Combining Business Assets and Historical Data to Conduct SEO/Website SWOT Analysis

A classic staple of business school is the SWOT analysis—identifying the strengths, weaknesses, opportunities, and threats faced by a business or project. As we saw in Chapter 3, by combining data from your business asset assessment and historical tracking data (and visitor analytics), you can create some very compelling analyses of your organization and its marketplace.

Identifying strengths is typically one of the easier objectives:

  • What sources of traffic are working well for your site/business?

  • Which projects/properties/partnerships are driving positive momentum toward traffic/revenue goals?

  • Which of your content sections/types produces high traffic and ROI?

  • What changes have you made historically that produced significant value?

Determining the weaknesses can be tougher (and takes more intellectual honesty and courage):

  • What content is currently driving low levels of search/visitor traffic?

  • Which changes that were intended to produce positive results have shown little/no value?

  • Which traffic sources are underperforming or underdelivering?

  • What projects/properties/partnerships are being leveraged poorly?

Parsing opportunities requires a combination of strength and weakness analysis. You want to find areas that are doing well but have room to expand, as well as those that have yet to be explored:

  • What brainstormed but undeveloped or untested projects/ideas can have a significant, positive impact?

  • What traffic sources currently sending good-quality traffic could be expanded to provide more value?

  • What areas of weakness have direct paths to recovery?

  • Which website changes have had positive results? Can these be applied more rigorously or to other areas for increased benefit?

  • What new markets or new content areas are potentially viable/valuable for expansion?

  • What sources of new content/new links have yet to be tapped?

Determining threats can be the most challenging of the tasks. You’ll need to combine creative thinking with an honest assessment of your weaknesses and your competitors’ strengths, and consider the possibilities of macro-events that could shape your website/company’s future:

  • In your areas of weakness, which players in your market (or other, similar markets) are strong? How have they accomplished this?

  • What shifts in human behavior, web usage, or market conditions could dramatically impact your business/site? (For example, consider the “what if people stopped searching and instead navigated the Web in different ways” perspective. It is a bit “pie in the sky,” but we have already seen Expedia partially destroy the travel agency business, Craigslist make classifieds obsolete, and Facebook start to take advertising market share from the search engines.)

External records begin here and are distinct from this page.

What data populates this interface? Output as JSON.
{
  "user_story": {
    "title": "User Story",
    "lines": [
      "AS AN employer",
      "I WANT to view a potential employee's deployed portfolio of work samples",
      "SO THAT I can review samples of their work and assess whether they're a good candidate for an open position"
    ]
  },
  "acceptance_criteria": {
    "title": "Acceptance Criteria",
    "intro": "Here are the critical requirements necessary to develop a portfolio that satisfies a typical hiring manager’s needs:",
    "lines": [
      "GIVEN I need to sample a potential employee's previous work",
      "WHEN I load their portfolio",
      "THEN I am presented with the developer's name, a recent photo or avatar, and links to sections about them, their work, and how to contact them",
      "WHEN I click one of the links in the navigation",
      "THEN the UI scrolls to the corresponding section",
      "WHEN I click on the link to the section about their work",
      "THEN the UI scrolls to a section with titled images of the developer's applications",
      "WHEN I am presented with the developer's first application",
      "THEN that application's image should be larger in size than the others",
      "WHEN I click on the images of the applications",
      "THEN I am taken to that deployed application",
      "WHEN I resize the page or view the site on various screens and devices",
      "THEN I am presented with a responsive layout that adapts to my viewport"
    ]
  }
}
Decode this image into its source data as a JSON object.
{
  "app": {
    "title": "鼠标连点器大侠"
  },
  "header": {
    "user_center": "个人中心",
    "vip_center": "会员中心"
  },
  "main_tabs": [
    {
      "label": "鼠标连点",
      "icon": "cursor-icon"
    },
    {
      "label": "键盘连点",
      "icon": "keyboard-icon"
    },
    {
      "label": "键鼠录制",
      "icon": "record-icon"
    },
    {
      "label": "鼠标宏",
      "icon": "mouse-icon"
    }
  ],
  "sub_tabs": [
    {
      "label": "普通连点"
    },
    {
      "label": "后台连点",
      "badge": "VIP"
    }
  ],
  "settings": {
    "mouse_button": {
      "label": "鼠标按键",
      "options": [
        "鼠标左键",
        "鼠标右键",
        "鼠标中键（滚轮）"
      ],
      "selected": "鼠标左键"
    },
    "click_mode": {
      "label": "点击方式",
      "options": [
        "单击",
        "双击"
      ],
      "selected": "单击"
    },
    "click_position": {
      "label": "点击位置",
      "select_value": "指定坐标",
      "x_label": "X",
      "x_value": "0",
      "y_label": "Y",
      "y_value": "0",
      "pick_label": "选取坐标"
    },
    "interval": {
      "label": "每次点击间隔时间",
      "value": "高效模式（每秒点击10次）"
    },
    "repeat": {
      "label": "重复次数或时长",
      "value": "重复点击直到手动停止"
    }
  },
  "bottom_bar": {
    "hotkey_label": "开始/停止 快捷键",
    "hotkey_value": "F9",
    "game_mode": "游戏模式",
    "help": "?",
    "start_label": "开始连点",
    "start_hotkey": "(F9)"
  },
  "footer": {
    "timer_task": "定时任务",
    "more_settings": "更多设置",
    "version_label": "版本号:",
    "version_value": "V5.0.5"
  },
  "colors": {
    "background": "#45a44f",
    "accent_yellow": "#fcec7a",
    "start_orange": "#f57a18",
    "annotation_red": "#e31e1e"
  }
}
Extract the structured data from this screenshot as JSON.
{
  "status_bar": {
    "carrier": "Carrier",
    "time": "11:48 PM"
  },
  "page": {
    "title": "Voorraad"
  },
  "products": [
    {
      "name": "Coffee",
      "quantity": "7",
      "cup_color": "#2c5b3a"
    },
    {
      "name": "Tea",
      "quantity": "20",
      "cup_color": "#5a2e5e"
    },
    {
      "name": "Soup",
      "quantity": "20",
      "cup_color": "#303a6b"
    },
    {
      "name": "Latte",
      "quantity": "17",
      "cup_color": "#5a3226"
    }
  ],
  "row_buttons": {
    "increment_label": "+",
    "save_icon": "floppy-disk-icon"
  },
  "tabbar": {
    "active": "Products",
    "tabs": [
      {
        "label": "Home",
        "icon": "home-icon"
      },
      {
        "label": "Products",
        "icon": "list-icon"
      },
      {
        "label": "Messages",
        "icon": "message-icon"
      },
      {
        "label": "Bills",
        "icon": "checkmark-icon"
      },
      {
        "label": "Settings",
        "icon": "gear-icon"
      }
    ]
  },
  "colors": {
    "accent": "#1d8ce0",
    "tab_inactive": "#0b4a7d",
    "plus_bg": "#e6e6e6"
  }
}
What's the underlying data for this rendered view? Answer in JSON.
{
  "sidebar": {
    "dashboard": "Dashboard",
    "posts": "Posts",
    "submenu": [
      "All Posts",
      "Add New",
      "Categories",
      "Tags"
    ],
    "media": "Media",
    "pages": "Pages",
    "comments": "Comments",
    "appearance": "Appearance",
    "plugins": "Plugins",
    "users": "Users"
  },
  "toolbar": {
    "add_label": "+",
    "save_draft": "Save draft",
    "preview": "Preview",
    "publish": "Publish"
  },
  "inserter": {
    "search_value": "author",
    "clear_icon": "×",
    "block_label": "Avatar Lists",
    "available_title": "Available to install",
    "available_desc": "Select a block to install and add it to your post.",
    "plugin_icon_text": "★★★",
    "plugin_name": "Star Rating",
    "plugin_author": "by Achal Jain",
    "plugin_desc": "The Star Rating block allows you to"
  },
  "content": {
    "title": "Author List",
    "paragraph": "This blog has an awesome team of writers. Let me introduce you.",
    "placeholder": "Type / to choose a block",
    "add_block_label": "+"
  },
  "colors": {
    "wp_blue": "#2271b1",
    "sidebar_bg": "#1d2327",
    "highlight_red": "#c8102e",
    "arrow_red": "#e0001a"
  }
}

  • Which competitors have had the most success in your arena? How have they accomplished this? Where do they intersect with your business/customers?

  • Are there any strategies implemented by start-ups in similar businesses that have had massive success in a particular arena that could be dangerous to your business if they were replicated in your market?

Conducting SWOT analysis from a web marketing and SEO perspective is certainly one of the most valuable first steps you can take as an organization poised to expend resources. If you haven’t taken the time to analyze the landscape from these bird’s-eye-view perspectives, you might end up like a great runner who’s simply gone off the course—sure, you’ll finish fast, but where will it take you?